Remembering the Ladies

There is nothing a man more enjoys hearing than the assertion that women are better than men at everything.

This obvious fact having been made not nearly enough, we heard it again at the conclusion of this year’s series of presidential debates, two of which (for the first time) were moderated by women.

Following Jim Lehrer’s passive, lackluster refereeing of the first meeting between Barack Obama and Mitt Romney, Martha Raddatz received high marks for her efforts in the running mate rumble between Joe Biden and Paul Ryan the following week.  She and Candy Crowley, maestro of the second Obama-Romney face-off, seemed to make it clear:  Women moderate debates better than man.

In these waning days of the 2012 presidential campaign, we might reflect that a marked characteristic of this year’s electoral festivities has been the unprecedented ubiquity of so-called “women’s issues” in the national conversation.  Women have voted since 1920—and in greater proportions than men in every presidential election since 1980—but somehow this was the year that many politicians came to appreciate the benefits of broaching subjects, previously ignored, that directly affect this particular half of the population.

Women, for their part, appreciate nothing so much as having their most intimate concerns discussed by a panel of men.  We witnessed such a spectacle in February, when the House Oversight and Government Reform Committee conducted a hearing about whether contraception should be covered by health insurance, for which not a single woman was called to testify.

A pertinent question we might ask, then:  How much does it actually matter whether the people involved in these discussions are, in fact, women?  Is the existence of female leaders axiomatically good for women?

My short answer I will phrase in the form of a question:  Would women, as a group, be better off under a President Sarah Palin than under President Obama?

As you ponder that little riddle, allow me to issue a couple of useful reminders.

First, women are individuals who do not agree with each other about most issues, including abortion and contraception.  Very few matters divide perfectly, or even mostly, along gender lines.  We would do well not to act as if they do.

On the abortion question, there is a profoundly annoying school of thought roughly founded on the old Florynce Kennedy line, “If men could get pregnant, abortion would be a sacrament”—as if the entire anti-abortion argument were reducible to male chauvinism.

On the other hand, the Kennedy quip does offer insight into the role of empathy in this war of the sexes in which we are apparently engaged.

The entirety of this perceived gender divide, after all, is the assumption that men neglect women’s concerns because they are not men’s concerns.  Were men to have less of a policy stranglehold in the halls of power, the argument goes, this would not happen so often.

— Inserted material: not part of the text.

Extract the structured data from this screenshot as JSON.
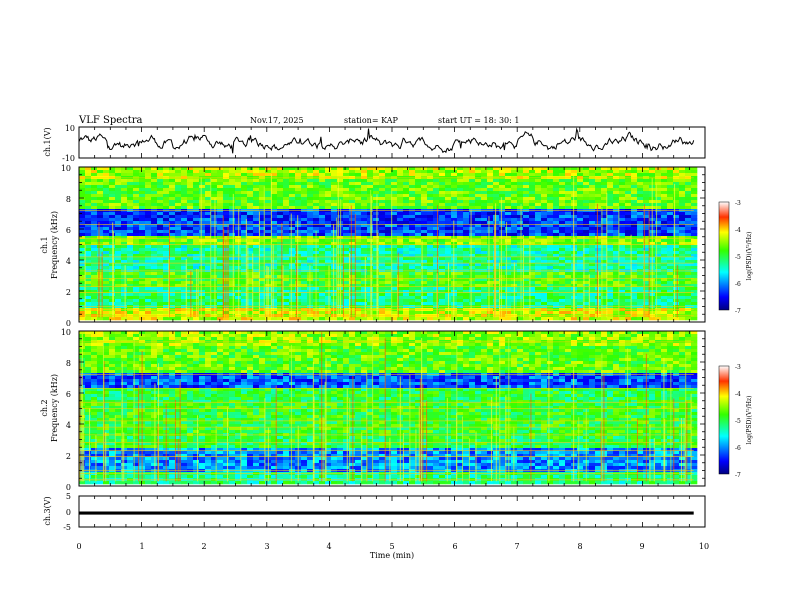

On this point, I offer a second useful reminder:  Men are individuals who do not agree with each other about most issues, including abortion and contraception.

As we theorize whether male pregnancy would turn abortion into a sacrament, we might recall that female pregnancy did not prevent an all-male Supreme Court from establishing abortion as a constitutional right, in Roe v. Wade.  This, and the existence of “pro-life” women, would seem to make the whole “men are the problem” argument the slightest bit untenable.

The real problem is not a deficit of women, but rather a deficit of empathy—an epidemic of not listening to each other, which has poisoned all levels of government for the better part of the last two centuries.

By way of analogy, consider the gay rights movement.

In the last decade, we have seen, among other things, the repeal by Congress of “Don’t Ask, Don’t Tell” and the legalization of same-sex marriage in six states and the District of Columbia through a combination of legislative and judicial acts.

In none of these instances did the ruling party include a statistically significant number of homosexuals.  Indeed, the tally of openly gay U.S. congresspeople can be counted on the fingers on one hand.

The fact is that being gay is not required to understand gay issues, and being a woman is not required to understand women’s issues.  The key is for those with a vested interest in the great causes of the day to be effective lobbyists and agitators for them, winning the attention and understanding of those with the power to actually effect change.

Heed the words from a famous old story:  “You never really understand a person until you consider things from his point of view….until you climb into his skin and walk around in it.”